A electrifying beginning, with the first 200 pages shaking the guts, the continuation is adequate. From another point of view, straightforward writing, but it hits the mark; in short, it's not jazz, we're more in the realm of rock.

In these pages, the topos of the irreducibility of reality to rationality - that is, the unknown that tears apart ordinary American suburbs (the ancestral unease generated by this opposition is the hallmark of the King) - mixes with the mechanisms that drive criminal law, the extreme bulwark erected by the state against the evils that corrode society. It seems clear to King what criminal law ought to be: it's the most intolerant legal tool in the hands of the state and its use requires limits; however, criminal daily life - dealing with its demons - tosses the pamphlets of four old and senile Enlightenment philosophers down the toilet. Now, in the hunt for the monster, is the head of some innocent person expendable, or do we accept the risk of letting the guilty go free? Tertium non datur, welcome to Flint City, Oklahoma, United States.

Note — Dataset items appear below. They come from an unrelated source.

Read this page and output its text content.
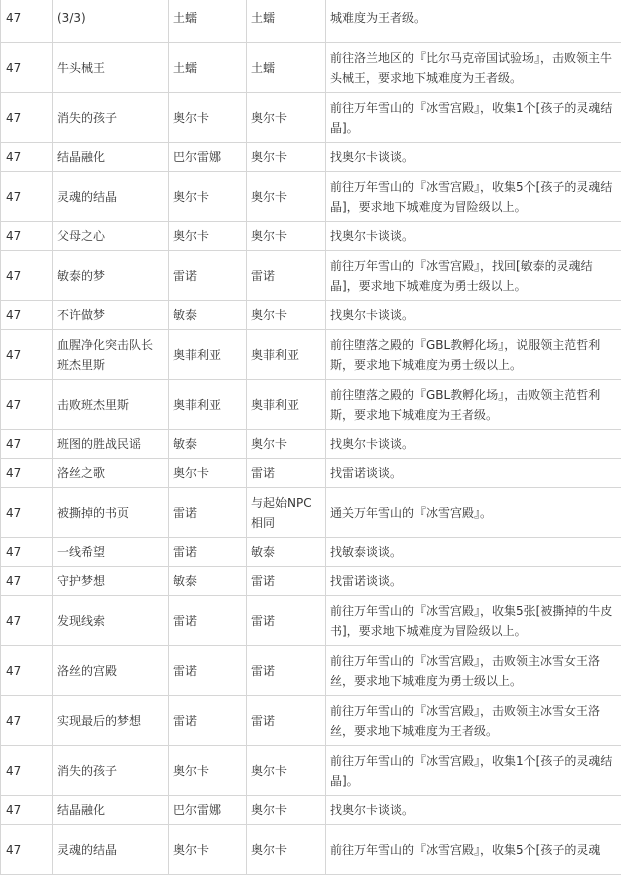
47	(3/3)	土蠕	土蠕	城难度为王者级。
47	牛头械王	土蠕	土蠕	前往洛兰地区的『比尔马克帝国试验场』，击败领主牛头械王，要求地下城难度为王者级。
47	消失的孩子	奥尔卡	奥尔卡	前往万年雪山的『冰雪宫殿』，收集1个[孩子的灵魂结晶]。
47	结晶融化	巴尔雷娜	奥尔卡	找奥尔卡谈谈。
47	灵魂的结晶	奥尔卡	奥尔卡	前往万年雪山的『冰雪宫殿』，收集5个[孩子的灵魂结晶]，要求地下城难度为冒险级以上。
47	父母之心	奥尔卡	奥尔卡	找奥尔卡谈谈。
47	敏泰的梦	雷诺	雷诺	前往万年雪山的『冰雪宫殿』，找回[敏泰的灵魂结晶]，要求地下城难度为勇士级以上。
47	不许做梦	敏泰	奥尔卡	找奥尔卡谈谈。
47	血腥净化突击队长班杰里斯	奥菲利亚	奥菲利亚	前往堕落之殿的『GBL教孵化场』，说服领主范哲利斯，要求地下城难度为勇士级以上。
47	击败班杰里斯	奥菲利亚	奥菲利亚	前往堕落之殿的『GBL教孵化场』，击败领主范哲利斯，要求地下城难度为王者级。
47	班图的胜战民谣	敏泰	奥尔卡	找奥尔卡谈谈。
47	洛丝之歌	奥尔卡	雷诺	找雷诺谈谈。
47	被撕掉的书页	雷诺	与起始NPC相同	通关万年雪山的『冰雪宫殿』。
47	一线希望	雷诺	敏泰	找敏泰谈谈。
47	守护梦想	敏泰	雷诺	找雷诺谈谈。
47	发现线索	雷诺	雷诺	前往万年雪山的『冰雪宫殿』，收集5张[被撕掉的牛皮书]，要求地下城难度为冒险级以上。
47	洛丝的宫殿	雷诺	雷诺	前往万年雪山的『冰雪宫殿』，击败领主冰雪女王洛丝，要求地下城难度为勇士级以上。
47	实现最后的梦想	雷诺	雷诺	前往万年雪山的『冰雪宫殿』，击败领主冰雪女王洛丝，要求地下城难度为王者级。
47	消失的孩子	奥尔卡	奥尔卡	前往万年雪山的『冰雪宫殿』，收集1个[孩子的灵魂结晶]。
47	结晶融化	巴尔雷娜	奥尔卡	找奥尔卡谈谈。
47	灵魂的结晶	奥尔卡	奥尔卡	前往万年雪山的『冰雪宫殿』，收集5个[孩子的灵魂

As for me, "let's pose the famous question: what would we give if we learned that for the health of the people [...] there was somewhere a man, an innocent man, who is condemned to eternal torture? We might consent to it on condition that a magic potion made us forget it, provided we knew nothing more about it: but if we must know it [...] tell us that this man is subjected to atrocious tortures so that we might exist, that this is a condition of existence in general, oh no, better to accept that nothing exists anymore, better to let the planet blow up [...]" (S. Satta, The mystery of the trial, in Riv. dir. proc. pen., 1949, I, p. 288).